Finite element based nonlinear dynamic response of elastically supported piezoelectric functionally graded beam subjected to moving load in thermal environment with random system properties

The second order statistics in terms of mean and standard deviation (SD) of normalized nonlinear transverse dynamic central deflection (NTDCD) response of un-damped elastically supported functionally graded materials (FGMs) beam with surface-bonded piezoelectric layers under the action of moving load are investigated in this paper. The random system properties such as Young's modulus, Poisson's ratio, density, thermal expansion coefficients, piezoelectric materials, volume fraction exponent and external loading are modeled as uncorrelated random variables. The basic formulation is based on higher order shear deformation theory (HSDT) with von-Karman nonlinear strain kinematics combined with Newton-Raphson technique through Newmark's time integrating scheme using finite element method (FEM).

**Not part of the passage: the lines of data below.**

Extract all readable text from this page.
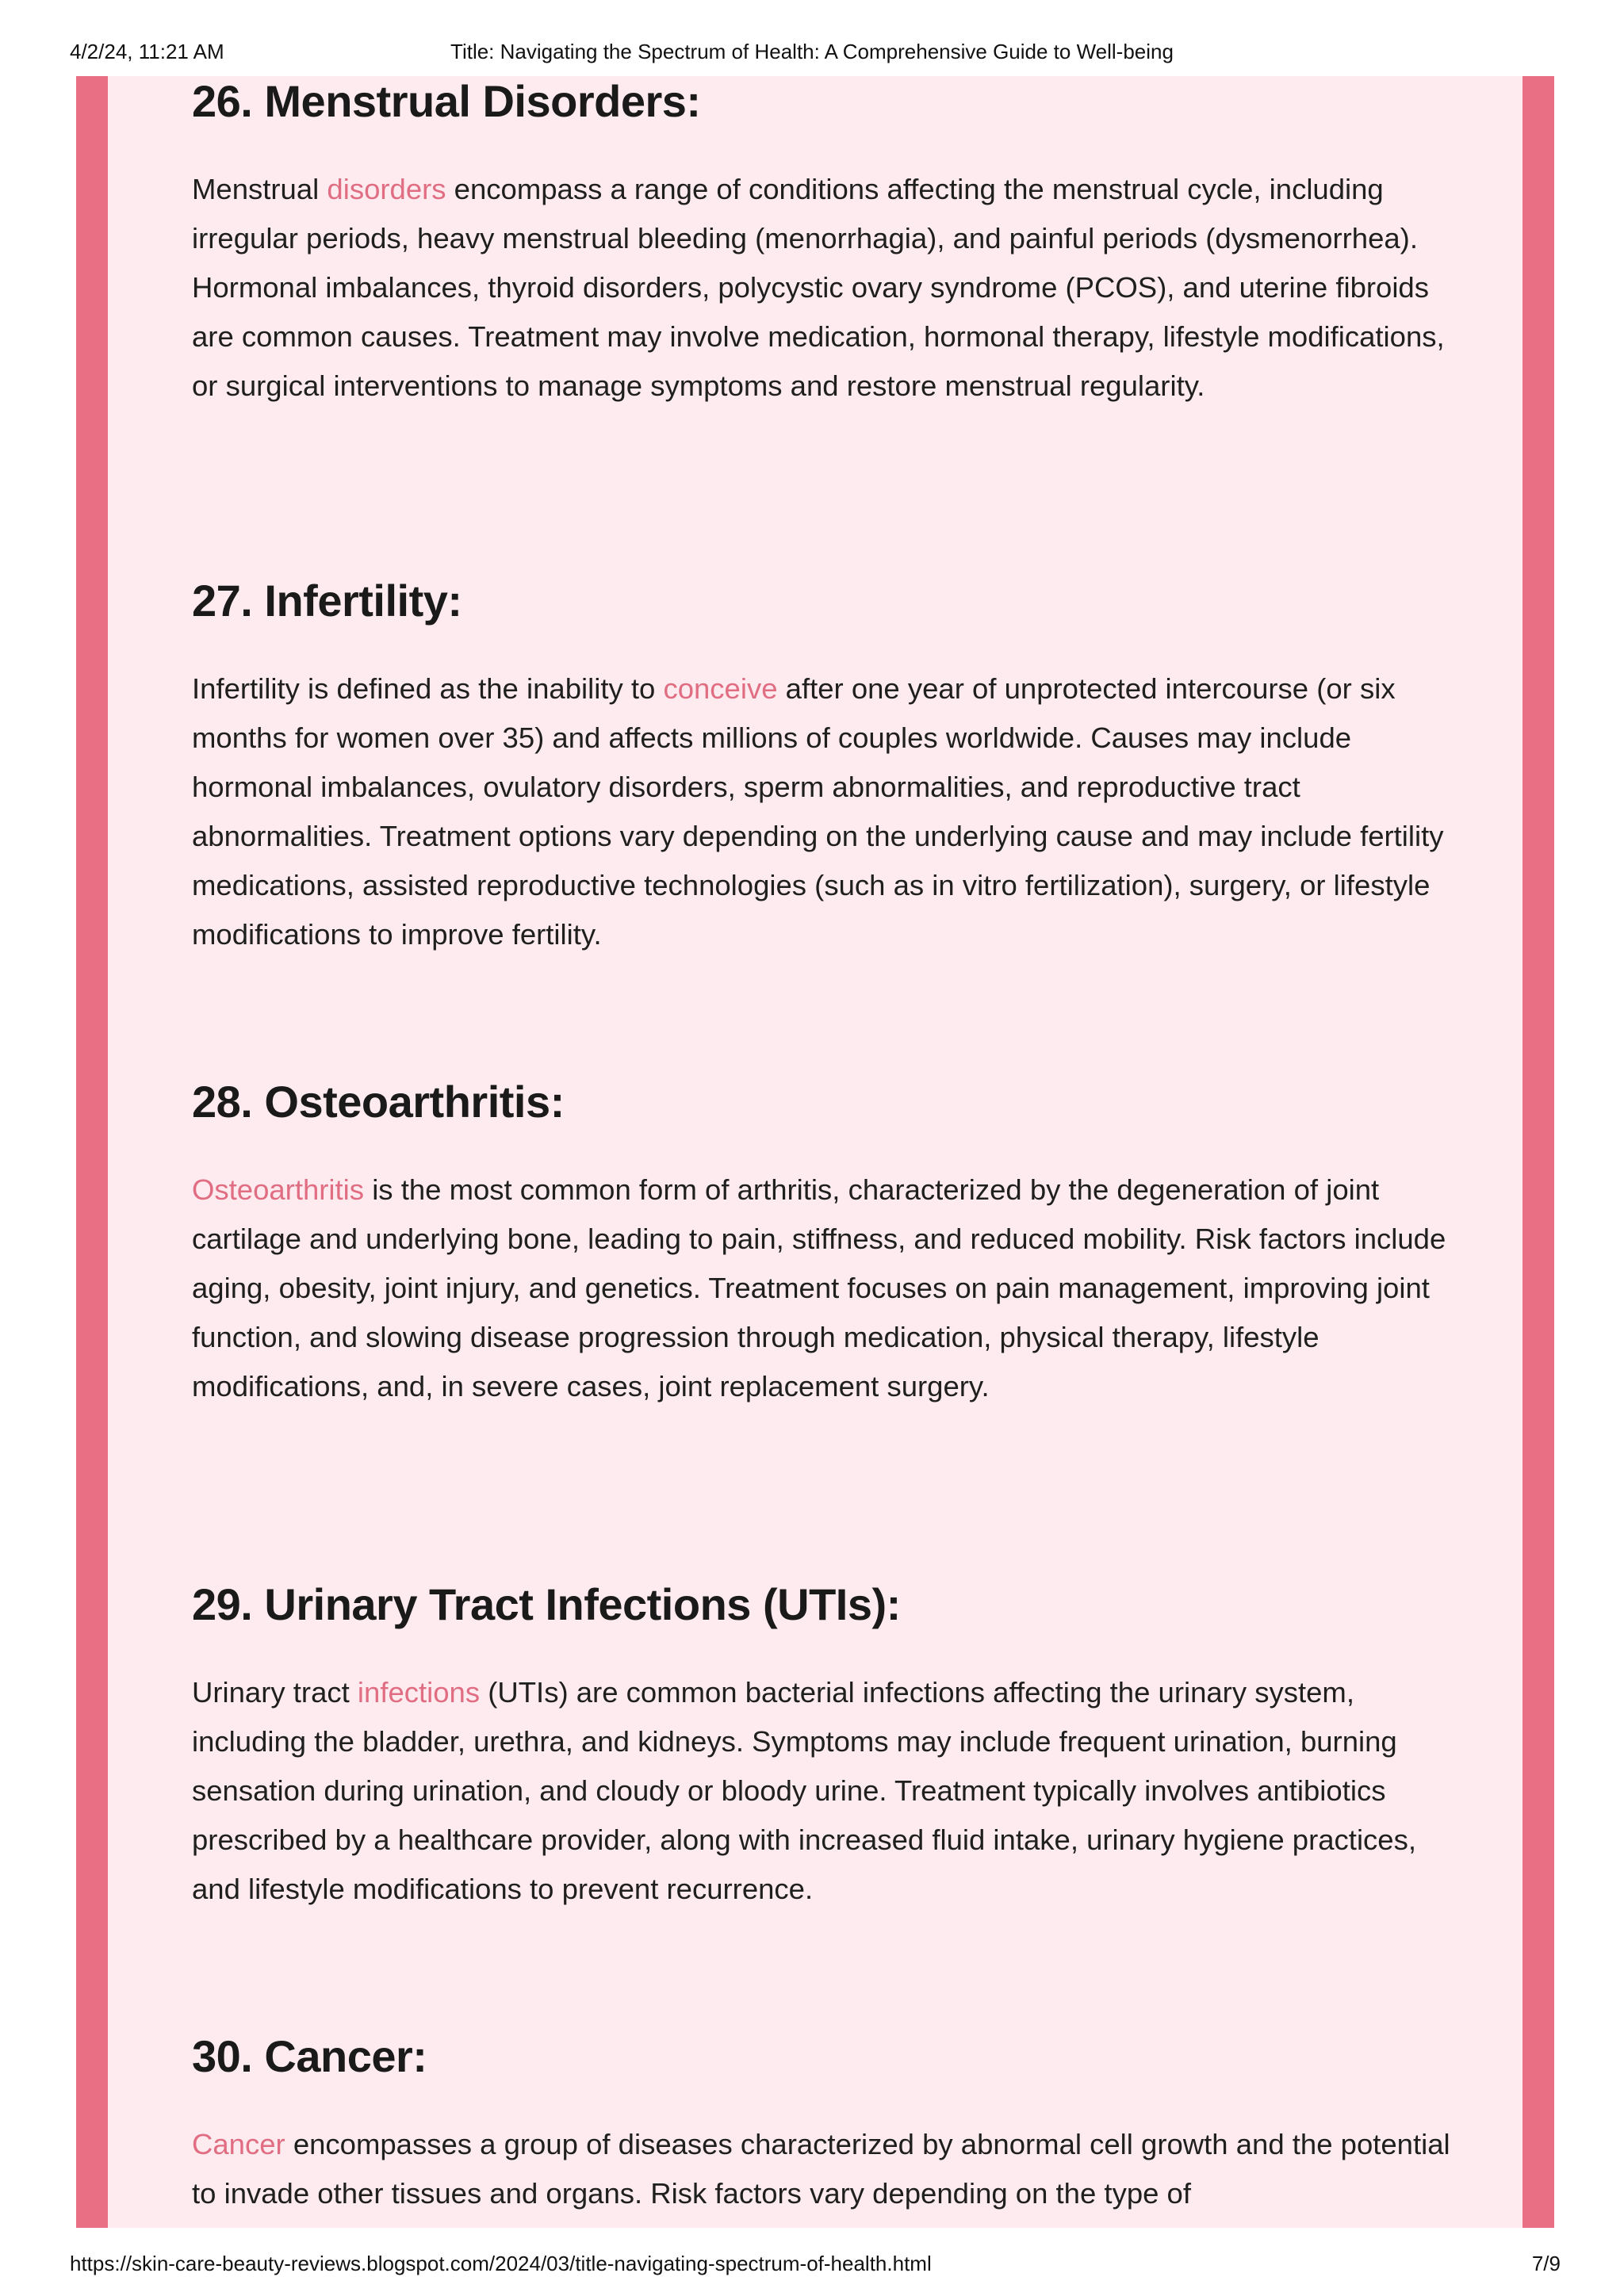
4/2/24, 11:21 AM	Title: Navigating the Spectrum of Health: A Comprehensive Guide to Well-being
26. Menstrual Disorders:

Menstrual disorders encompass a range of conditions affecting the menstrual cycle, including irregular periods, heavy menstrual bleeding (menorrhagia), and painful periods (dysmenorrhea). Hormonal imbalances, thyroid disorders, polycystic ovary syndrome (PCOS), and uterine fibroids are common causes. Treatment may involve medication, hormonal therapy, lifestyle modifications, or surgical interventions to manage symptoms and restore menstrual regularity.

27. Infertility:

Infertility is defined as the inability to conceive after one year of unprotected intercourse (or six months for women over 35) and affects millions of couples worldwide. Causes may include hormonal imbalances, ovulatory disorders, sperm abnormalities, and reproductive tract abnormalities. Treatment options vary depending on the underlying cause and may include fertility medications, assisted reproductive technologies (such as in vitro fertilization), surgery, or lifestyle modifications to improve fertility.

28. Osteoarthritis:

Osteoarthritis is the most common form of arthritis, characterized by the degeneration of joint cartilage and underlying bone, leading to pain, stiffness, and reduced mobility. Risk factors include aging, obesity, joint injury, and genetics. Treatment focuses on pain management, improving joint function, and slowing disease progression through medication, physical therapy, lifestyle modifications, and, in severe cases, joint replacement surgery.

29. Urinary Tract Infections (UTIs):

Urinary tract infections (UTIs) are common bacterial infections affecting the urinary system, including the bladder, urethra, and kidneys. Symptoms may include frequent urination, burning sensation during urination, and cloudy or bloody urine. Treatment typically involves antibiotics prescribed by a healthcare provider, along with increased fluid intake, urinary hygiene practices, and lifestyle modifications to prevent recurrence.

30. Cancer:

Cancer encompasses a group of diseases characterized by abnormal cell growth and the potential to invade other tissues and organs. Risk factors vary depending on the type of

https://skin-care-beauty-reviews.blogspot.com/2024/03/title-navigating-spectrum-of-health.html	7/9
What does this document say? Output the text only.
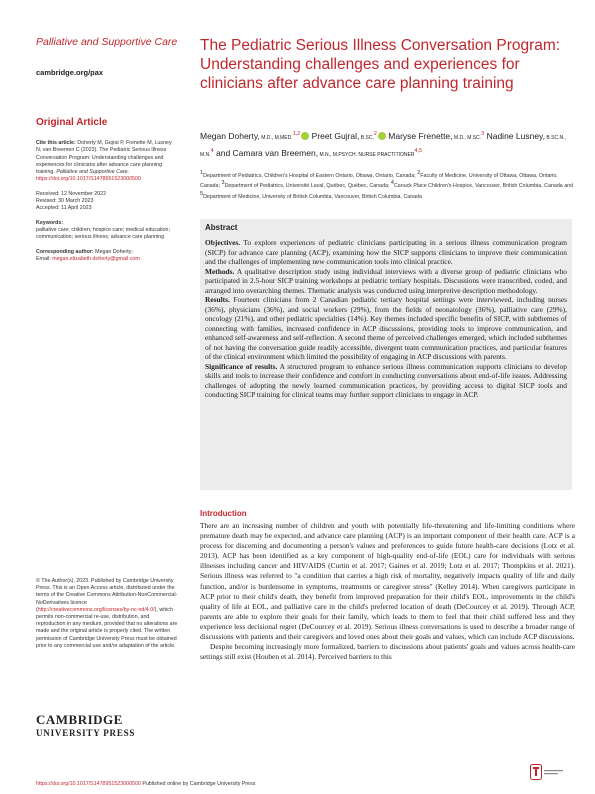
Palliative and Supportive Care
cambridge.org/pax
Original Article
Cite this article: Doherty M, Gujral P, Frenette M, Lusney N, van Breemen C (2023). The Pediatric Serious Illness Conversation Program: Understanding challenges and experiences for clinicians after advance care planning training. Palliative and Supportive Care. https://doi.org/10.1017/S1478951523000500
Received: 12 November 2022
Revised: 30 March 2023
Accepted: 11 April 2023
Keywords:
palliative care; children; hospice care; medical education; communication; serious illness; advance care planning
Corresponding author: Megan Doherty;
Email: megan.elizabeth.doherty@gmail.com
© The Author(s), 2023. Published by Cambridge University Press. This is an Open Access article, distributed under the terms of the Creative Commons Attribution-NonCommercial-NoDerivatives licence (http://creativecommons.org/licenses/by-nc-nd/4.0/), which permits non-commercial re-use, distribution, and reproduction in any medium, provided that no alterations are made and the original article is properly cited. The written permission of Cambridge University Press must be obtained prior to any commercial use and/or adaptation of the article.
CAMBRIDGE
UNIVERSITY PRESS
The Pediatric Serious Illness Conversation Program: Understanding challenges and experiences for clinicians after advance care planning training
Megan Doherty, M.D., M.MED.$^{1,2}$ Preet Gujral, B.SC.$^2$ Maryse Frenette, M.D., M.SC.$^3$ Nadine Lusney, B.SC.N., M.N.$^4$ and Camara van Breemen, M.N., M.PSYCH. NURSE PRACTITIONER$^{4,5}$
$^1$Department of Pediatrics, Children's Hospital of Eastern Ontario, Ottawa, Ontario, Canada; $^2$Faculty of Medicine, University of Ottawa, Ottawa, Ontario, Canada; $^3$Department of Pediatrics, Université Laval, Québec, Québec, Canada; $^4$Canuck Place Children's Hospice, Vancouver, British Columbia, Canada and $^5$Department of Medicine, University of British Columbia, Vancouver, British Columbia, Canada
Abstract

Objectives. To explore experiences of pediatric clinicians participating in a serious illness communication program (SICP) for advance care planning (ACP), examining how the SICP supports clinicians to improve their communication and the challenges of implementing new communication tools into clinical practice.

Methods. A qualitative description study using individual interviews with a diverse group of pediatric clinicians who participated in 2.5-hour SICP training workshops at pediatric tertiary hospitals. Discussions were transcribed, coded, and arranged into overarching themes. Thematic analysis was conducted using interpretive description methodology.

Results. Fourteen clinicians from 2 Canadian pediatric tertiary hospital settings were interviewed, including nurses (36%), physicians (36%), and social workers (29%), from the fields of neonatology (36%), palliative care (29%), oncology (21%), and other pediatric specialties (14%). Key themes included specific benefits of SICP, with subthemes of connecting with families, increased confidence in ACP discussions, providing tools to improve communication, and enhanced self-awareness and self-reflection. A second theme of perceived challenges emerged, which included subthemes of not having the conversation guide readily accessible, divergent team communication practices, and particular features of the clinical environment which limited the possibility of engaging in ACP discussions with parents.

Significance of results. A structured program to enhance serious illness communication supports clinicians to develop skills and tools to increase their confidence and comfort in conducting conversations about end-of-life issues. Addressing challenges of adopting the newly learned communication practices, by providing access to digital SICP tools and conducting SICP training for clinical teams may further support clinicians to engage in ACP.

Introduction

There are an increasing number of children and youth with potentially life-threatening and life-limiting conditions where premature death may be expected, and advance care planning (ACP) is an important component of their health care. ACP is a process for discerning and documenting a person's values and preferences to guide future health-care decisions (Lotz et al. 2013). ACP has been identified as a key component of high-quality end-of-life (EOL) care for individuals with serious illnesses including cancer and HIV/AIDS (Curtin et al. 2017; Gaines et al. 2019; Lotz et al. 2017; Thompkins et al. 2021). Serious illness was referred to "a condition that carries a high risk of mortality, negatively impacts quality of life and daily function, and/or is burdensome in symptoms, treatments or caregiver stress" (Kelley 2014). When caregivers participate in ACP prior to their child's death, they benefit from improved preparation for their child's EOL, improvements in the child's quality of life at EOL, and palliative care in the child's preferred location of death (DeCourcey et al. 2019). Through ACP, parents are able to explore their goals for their family, which leads to them to feel that their child suffered less and they experience less decisional regret (DeCourcey et al. 2019). Serious illness conversations is used to describe a broader range of discussions with patients and their caregivers and loved ones about their goals and values, which can include ACP discussions.

Despite becoming increasingly more formalized, barriers to discussions about patients' goals and values across health-care settings still exist (Houben et al. 2014). Perceived barriers to this

https://doi.org/10.1017/S1478951523000500 Published online by Cambridge University Press
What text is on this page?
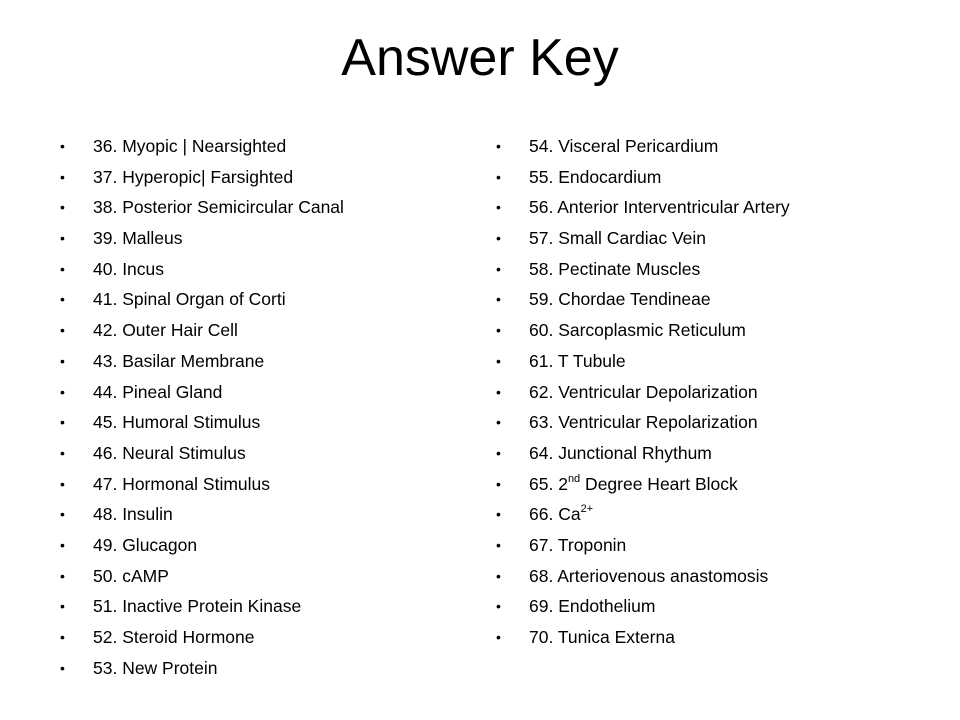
Answer Key
• 36. Myopic | Nearsighted
• 37. Hyperopic| Farsighted
• 38. Posterior Semicircular Canal
• 39. Malleus
• 40. Incus
• 41. Spinal Organ of Corti
• 42. Outer Hair Cell
• 43. Basilar Membrane
• 44. Pineal Gland
• 45. Humoral Stimulus
• 46. Neural Stimulus
• 47. Hormonal Stimulus
• 48. Insulin
• 49. Glucagon
• 50. cAMP
• 51. Inactive Protein Kinase
• 52. Steroid Hormone
• 53. New Protein
• 54. Visceral Pericardium
• 55. Endocardium
• 56. Anterior Interventricular Artery
• 57. Small Cardiac Vein
• 58. Pectinate Muscles
• 59. Chordae Tendineae
• 60. Sarcoplasmic Reticulum
• 61. T Tubule
• 62. Ventricular Depolarization
• 63. Ventricular Repolarization
• 64. Junctional Rhythum
• 65. 2nd Degree Heart Block
• 66. $Ca^{2+}$
• 67. Troponin
• 68. Arteriovenous anastomosis
• 69. Endothelium
• 70. Tunica Externa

The non-uniform temperature distribution with temperature dependent material properties is taken into consideration for consideration of thermal loading. The one parameter Pasternak elastic foundation with Winkler cubic nonlinearity is considered as an elastic foundation. The stochastic based second order perturbation technique (SOPT) and direct Monte Carlo simulation (MCS) are adopted for the solution of nonlinear dynamic governing equation. The influences of volume fraction exponents, temperature increments, moving loads and velocity, nonlinearity, slenderness ratios, foundation parameters and external loadings with random system properties on the NTDCD are examined. The capability of present stochastic model in predicting the NTDCD statistics are compared by studying their convergence with the existing results those available in the literature.